No matter how I tried, I kept finding that I couldn’t just accept me for me.
There was always a lingering thought that to be deserving, I needed to be better, do more, stay focused, and be successful (in all areas of my life). Imagine that! To deserve my own love… I needed to earn it. It was an exhausting roller coaster.
It took me what felt like a lifetime to figure out how to just love myself. Not for what I achieved, how I felt, what I looked like, or what other people thought of me; just unconditional love.
At some point, I figured that if self-love was a struggle for me… other women were probably having difficult too. So, I’ve decided to share what helped me discover true self-love and I hope these steps will help you to do the same!
step 1 – be open & intentional
The first thing that I had to do was to be open to truly loving myself. I had to be willing to face the truth about why I didn’t believe that I was worthy. This, in itself, is a process. It’s easy to think that you are ready to do something different, but when it’s inner work… it can be difficult.
I set my intention and declared to (myself and) the universe that I was open, available, and ready to see myself differently.
This was just the beginning.
Stand in the mirror and look yourself in the eye. Then, say out loud and with authority that you are ready to love yourself fully and completely. Do this every day and watch what starts to happen in your life.

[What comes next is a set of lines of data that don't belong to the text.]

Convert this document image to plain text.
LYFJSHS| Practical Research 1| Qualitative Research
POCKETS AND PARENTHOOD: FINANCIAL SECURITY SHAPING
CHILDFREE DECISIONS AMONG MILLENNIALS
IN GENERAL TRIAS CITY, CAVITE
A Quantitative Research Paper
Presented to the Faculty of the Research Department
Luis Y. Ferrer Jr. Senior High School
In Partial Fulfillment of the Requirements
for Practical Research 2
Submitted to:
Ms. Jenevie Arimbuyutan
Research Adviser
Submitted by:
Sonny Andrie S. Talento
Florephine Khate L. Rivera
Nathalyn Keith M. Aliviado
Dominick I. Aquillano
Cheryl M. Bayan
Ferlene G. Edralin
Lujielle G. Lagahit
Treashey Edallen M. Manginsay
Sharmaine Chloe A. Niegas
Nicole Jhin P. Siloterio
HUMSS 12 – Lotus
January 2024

The thing about setting your intention is that it sets things in motion. Unknowingly, you will start to attract people, books, events and experiences that expedite your self-love journey.
learning to love yourself shouldn't be a solo venture... you don't have to do it alone Click To Tweet
step 2 – learn what works
I began to seek out and try out different self-love techniques, exercises, and practices. I read books, listened to podcasts and listened to a lot of Super Soul Sunday. Along the way, I learned many different techniques, behaviors, and actions to take to help me grow closer to myself.
This included things like:
- uncovering areas where I needed to forgive myself
- taking the time to understand how I express and expect to receive love
- identifying why I was so hard on myself
- learning self-soothing techniques
- writing love letters to myself
- showing myself grace and compassion
- learning how to meditate
- being more introspective
- channeling positivity
- healing old wounds
- giving myself permission to feel and not suppress my emotions
- journaling to self-reflect and examine what caused me stress
I read (many) books. I researched classes, workshops, and conferences. And I learned a lot. But this was hard work. Deep work. The type of personal uncovering that we often sweep under the rug, pretend to forget, and walk away.The type of personal uncovering that we often sweep under the rug, pretend to forget, and walk away. Click To Tweet
Some techniques I tried worked better than others and there was a lot of trial and error. I learned that while there is a TON of information out there… most of it is ineffective and a waste of time. But what I did discover is that along the way, you will find what works for you!
step 3 – implement self-love daily
As I began to identify what was actually working for me, I was intentional about implementing these actions daily. Each time I found myself being critical, cruel, or judgmental with myself, I put what I had learned into action. These moments became opportunities for me to practice loving myself more and better than I had before. Make no mistake about it, this took lots of practice and implementation. As with learning any new skill, knowledge without application is dead.
Think of how you can put the things you learn into practice in your daily life? The answer is simple but will require you to do the work. When you start to criticize yourself, stop. Moments when you begin to put yourself down, remind yourself that you are a work in progress. Start making decisions that support the woman you want to become. And always give yourself grace and forgiveness… because you’re human. Above all else, the best thing that you can do is to start to recognize when these negative behaviors are happening.
step 4 – enjoy the self-love process
When you’ve struggled with it in the past, loving yourself unconditionally can be difficult. However, there are wins and benefits that you’ll discover along the way.
- not being so hard on yourself
- taking better care of myself.
- starting to understand and fully believe that you are enough
- feeling full and satiated – not always looking for a distraction from your real life
- improvement in your personal relationships because you’ll free yourself to be more authentic
- the ability to navigate and support yourself during hard times and when feeling difficult emotions
So as you embark on this journey of self-reflection and discovery, don’t make it a science project. Allow yourself to enjoy the process. Get comfortable with you… and watch your heart fill with love, for YOU!